Location: Cell Wall Biology and Utilization Research

Project Number: 5090-31000-028-048-A
Project Type: Cooperative Agreement

Start Date: Jul 1, 2023
End Date: Jun 30, 2024

Objective:
1. Objective 1: Develop methods for targeted, cattle transcript depletion to enrich tissue-embedded microbial total RNA (TEMTR) in RNA samples extracted from cattle liver. 2. Objective 2: Develop methods for targeted, cattle transcript depletion to enrich TEMTR in RNA samples extracted from cattle blood sample.

Approach:
First, ARS will provide a list of highly expressed cattle genes for the liver, rumen, and blood. Cooperator will perform in silico analysis to identify CRISPR-Cas9 guiding sequences that will direct precise cleavage of targeted transcripts. Depletion performance will be estimated in silico against representative RNA-Seq data. This component will be carried out in the first 6 months of the collaboration. Second, Cooperator will perform synthesis of all the designed products and package them into kits to be easily applied to RNA sequencing library preparation workflows.
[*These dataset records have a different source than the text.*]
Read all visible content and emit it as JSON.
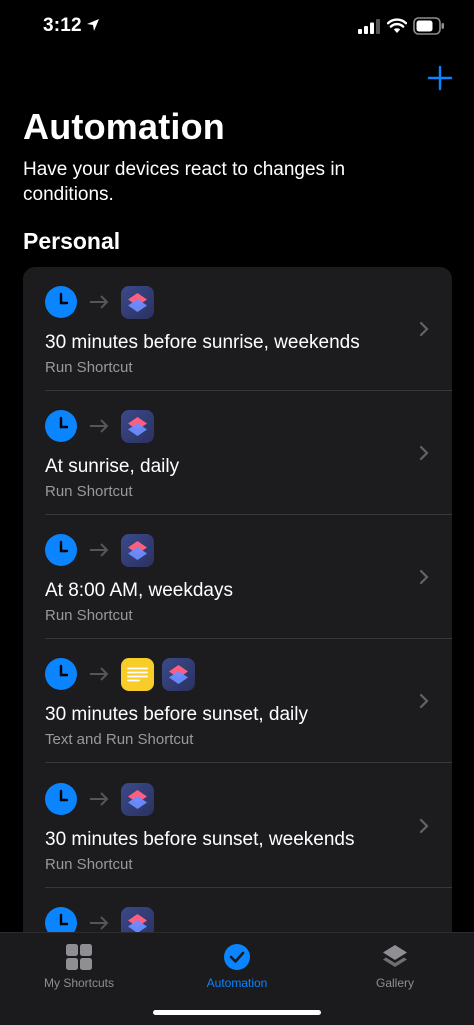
{
  "status_bar": {
    "time": "3:12"
  },
  "header": {
    "title": "Automation",
    "subtitle": "Have your devices react to changes in conditions.",
    "section": "Personal"
  },
  "colors": {
    "accent": "#0a84ff",
    "background": "#000000",
    "card": "#1c1c1e",
    "secondary_text": "#98989f"
  },
  "automations": [
    {
      "title": "30 minutes before sunrise, weekends",
      "subtitle": "Run Shortcut",
      "icons": [
        "clock-icon",
        "shortcuts-icon"
      ]
    },
    {
      "title": "At sunrise, daily",
      "subtitle": "Run Shortcut",
      "icons": [
        "clock-icon",
        "shortcuts-icon"
      ]
    },
    {
      "title": "At 8:00 AM, weekdays",
      "subtitle": "Run Shortcut",
      "icons": [
        "clock-icon",
        "shortcuts-icon"
      ]
    },
    {
      "title": "30 minutes before sunset, daily",
      "subtitle": "Text and Run Shortcut",
      "icons": [
        "clock-icon",
        "notes-icon",
        "shortcuts-icon"
      ]
    },
    {
      "title": "30 minutes before sunset, weekends",
      "subtitle": "Run Shortcut",
      "icons": [
        "clock-icon",
        "shortcuts-icon"
      ]
    },
    {
      "title": "",
      "subtitle": "",
      "icons": [
        "clock-icon",
        "shortcuts-icon"
      ]
    }
  ],
  "tabs": [
    {
      "label": "My Shortcuts",
      "icon": "grid-icon",
      "active": false
    },
    {
      "label": "Automation",
      "icon": "clock-check-icon",
      "active": true
    },
    {
      "label": "Gallery",
      "icon": "layers-icon",
      "active": false
    }
  ]
}
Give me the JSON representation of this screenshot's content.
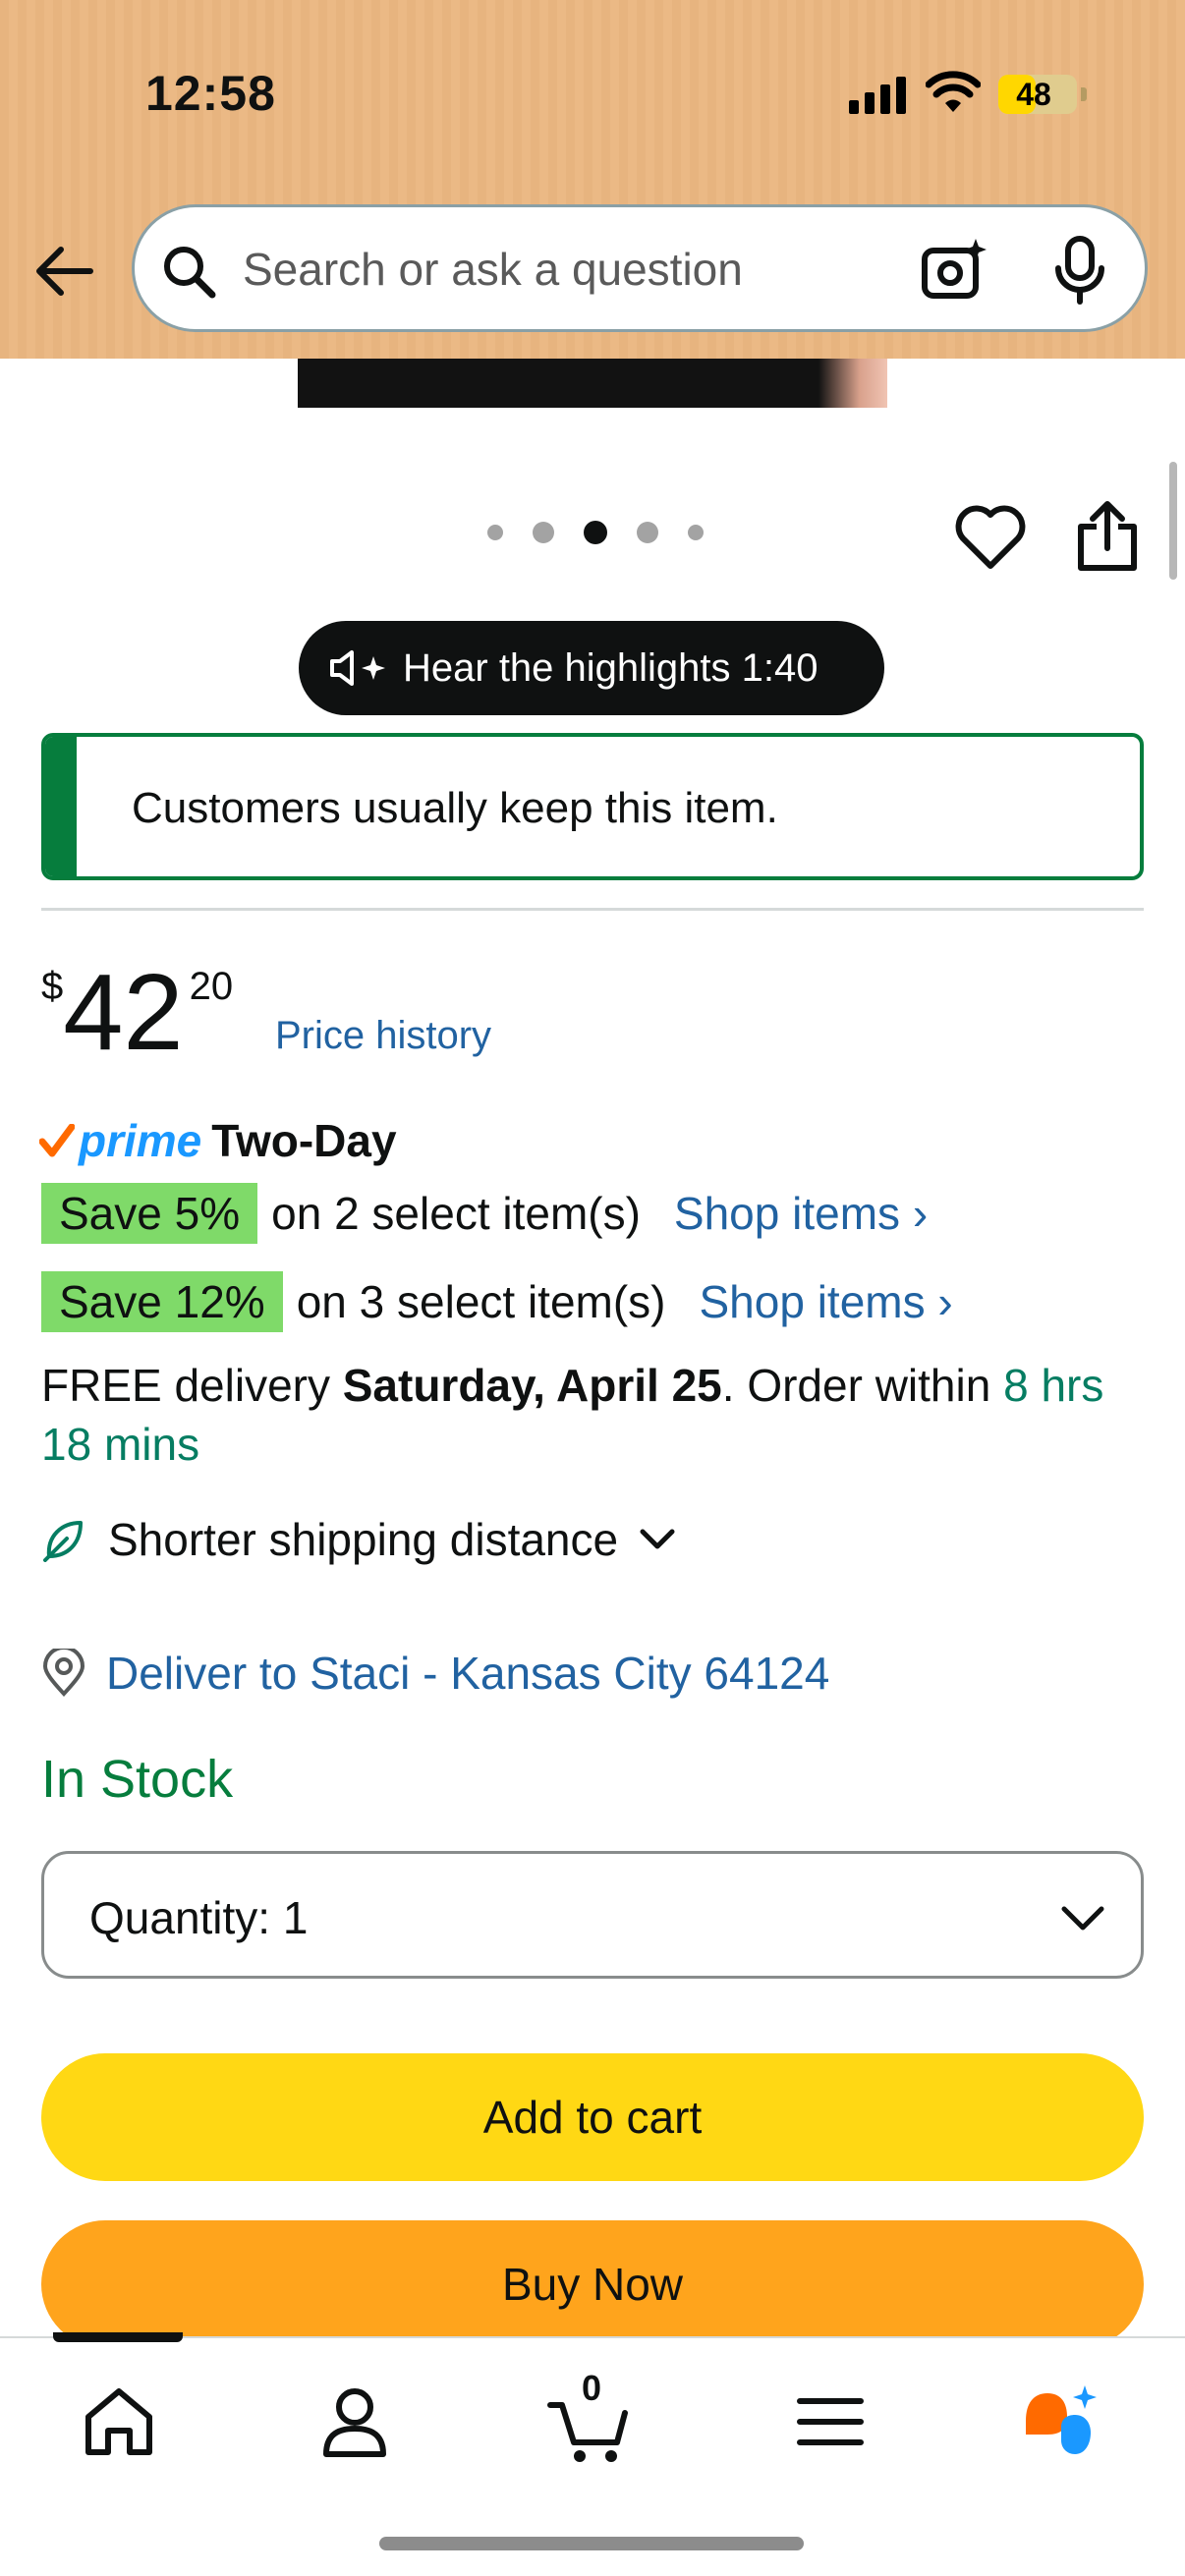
{
  "status_bar": {
    "time": "12:58",
    "battery": "48",
    "battery_level": 0.48
  },
  "search": {
    "placeholder": "Search or ask a question"
  },
  "carousel": {
    "dot_count": 5,
    "active_index": 2
  },
  "highlights": {
    "label": "Hear the highlights 1:40"
  },
  "alert": {
    "text": "Customers usually keep this item."
  },
  "price": {
    "symbol": "$",
    "whole": "42",
    "fraction": "20",
    "history_link": "Price history"
  },
  "prime": {
    "logo": "prime",
    "label": "Two-Day"
  },
  "promos": [
    {
      "badge": "Save 5%",
      "text": "on 2 select item(s)",
      "link": "Shop items ›"
    },
    {
      "badge": "Save 12%",
      "text": "on 3 select item(s)",
      "link": "Shop items ›"
    }
  ],
  "delivery": {
    "prefix": "FREE delivery ",
    "date": "Saturday, April 25",
    "middle": ". Order within ",
    "countdown": "8 hrs 18 mins"
  },
  "shipping": {
    "label": "Shorter shipping distance"
  },
  "deliver_to": {
    "label": "Deliver to Staci - Kansas City 64124"
  },
  "stock": {
    "label": "In Stock"
  },
  "quantity": {
    "label": "Quantity:  1"
  },
  "buttons": {
    "add_to_cart": "Add to cart",
    "buy_now": "Buy Now"
  },
  "nav": {
    "cart_count": "0"
  },
  "colors": {
    "header_bg": "#e7b47f",
    "add_to_cart": "#ffd814",
    "buy_now": "#ffa41c",
    "save_badge": "#7fda69",
    "link": "#2162a1",
    "in_stock": "#067d3d",
    "prime_blue": "#1a98ff",
    "prime_check": "#ff6a00",
    "rufus_orange": "#ff6a00",
    "rufus_blue": "#1a98ff"
  },
  "icons": [
    "back-arrow-icon",
    "search-icon",
    "camera-sparkle-icon",
    "microphone-icon",
    "heart-icon",
    "share-icon",
    "speaker-sparkle-icon",
    "leaf-icon",
    "location-pin-icon",
    "chevron-down-icon",
    "home-icon",
    "account-icon",
    "cart-icon",
    "menu-icon",
    "rufus-ai-icon"
  ]
}
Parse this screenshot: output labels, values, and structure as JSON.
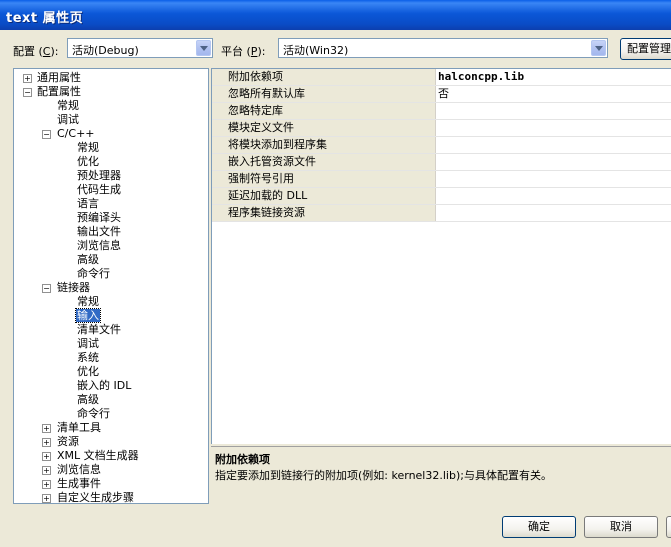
{
  "window": {
    "title": "text 属性页"
  },
  "toolbar": {
    "config_label_prefix": "配置 (",
    "config_label_key": "C",
    "config_label_suffix": "):",
    "config_value": "活动(Debug)",
    "platform_label_prefix": "平台 (",
    "platform_label_key": "P",
    "platform_label_suffix": "):",
    "platform_value": "活动(Win32)",
    "config_manager_label": "配置管理器"
  },
  "tree": {
    "common": "通用属性",
    "config_props": "配置属性",
    "general": "常规",
    "debugging": "调试",
    "cpp": "C/C++",
    "cpp_items": [
      "常规",
      "优化",
      "预处理器",
      "代码生成",
      "语言",
      "预编译头",
      "输出文件",
      "浏览信息",
      "高级",
      "命令行"
    ],
    "linker": "链接器",
    "linker_items": [
      "常规",
      "输入",
      "清单文件",
      "调试",
      "系统",
      "优化",
      "嵌入的 IDL",
      "高级",
      "命令行"
    ],
    "bottom_items": [
      "清单工具",
      "资源",
      "XML 文档生成器",
      "浏览信息",
      "生成事件",
      "自定义生成步骤"
    ]
  },
  "properties": [
    {
      "name": "附加依赖项",
      "value": "halconcpp.lib"
    },
    {
      "name": "忽略所有默认库",
      "value": "否"
    },
    {
      "name": "忽略特定库",
      "value": ""
    },
    {
      "name": "模块定义文件",
      "value": ""
    },
    {
      "name": "将模块添加到程序集",
      "value": ""
    },
    {
      "name": "嵌入托管资源文件",
      "value": ""
    },
    {
      "name": "强制符号引用",
      "value": ""
    },
    {
      "name": "延迟加载的 DLL",
      "value": ""
    },
    {
      "name": "程序集链接资源",
      "value": ""
    }
  ],
  "description": {
    "title": "附加依赖项",
    "text": "指定要添加到链接行的附加项(例如: kernel32.lib);与具体配置有关。"
  },
  "buttons": {
    "ok": "确定",
    "cancel": "取消"
  }
}
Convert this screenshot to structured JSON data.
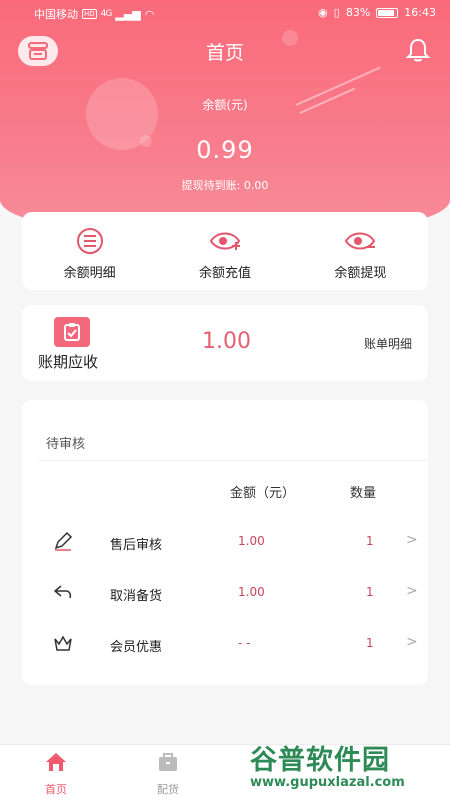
{
  "status_bar": {
    "carrier": "中国移动",
    "hd": "HD",
    "signal": "4G",
    "battery": "83%",
    "time": "16:43"
  },
  "header": {
    "title": "首页",
    "left_icon": "store-icon",
    "right_icon": "bell-icon"
  },
  "balance": {
    "label": "余额(元)",
    "value": "0.99",
    "pending": "提现待到账: 0.00"
  },
  "actions": [
    {
      "label": "余额明细",
      "icon": "list-icon"
    },
    {
      "label": "余额充值",
      "icon": "eye-plus-icon"
    },
    {
      "label": "余额提现",
      "icon": "eye-minus-icon"
    }
  ],
  "receivable": {
    "label": "账期应收",
    "value": "1.00",
    "link": "账单明细",
    "icon": "clipboard-check-icon"
  },
  "review": {
    "title": "待审核",
    "col_amount": "金额（元）",
    "col_qty": "数量",
    "rows": [
      {
        "name": "售后审核",
        "amount": "1.00",
        "qty": "1",
        "icon": "pen-icon"
      },
      {
        "name": "取消备货",
        "amount": "1.00",
        "qty": "1",
        "icon": "return-icon"
      },
      {
        "name": "会员优惠",
        "amount": "- -",
        "qty": "1",
        "icon": "crown-icon"
      }
    ],
    "chevron": ">"
  },
  "tabs": [
    {
      "label": "首页",
      "icon": "home-icon",
      "active": true
    },
    {
      "label": "配货",
      "icon": "bag-icon",
      "active": false
    }
  ],
  "watermark": {
    "title": "谷普软件园",
    "url": "www.gupuxlazal.com"
  },
  "colors": {
    "brand": "#f8697b",
    "value_text": "#e46073",
    "active_tab": "#f05a6e"
  }
}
Due to the nature of transcript expression changes at different developmental stages, or disease and health conditions, liver and blood samples will be collected from various developmental stages and disease conditions. This component will be carried out in the 7th to 12th month of the first year. Third, once the kit is designed, sequencing libraries will be prepared by ARS using the selective enrichment method. Liver and blood samples will be processed for sequencing libraries with or without the designed product. Multiple wet-lab procedures might be tested, specifically concerning when to add the cDNA digestion by Cas9. Fourth, we will perform comprehensive bioinformatic analyses of all the samples we have sequenced to assess the efficacy of the targeted removal kit and to examine if there are any regions or transcripts from the host that are not efficiently removed, such as highly repetitive regions. Once such transcripts are identified, we will be continuing work with the Cooperator to optimize the targeted removal by designing and providing a booster pool of guides. Sequencing library preparation, sequencing, and bioinformatics analyses will follow to confirm the efficacy of the revised targeted removal kit. This component will be carried out in the remainder of the second year.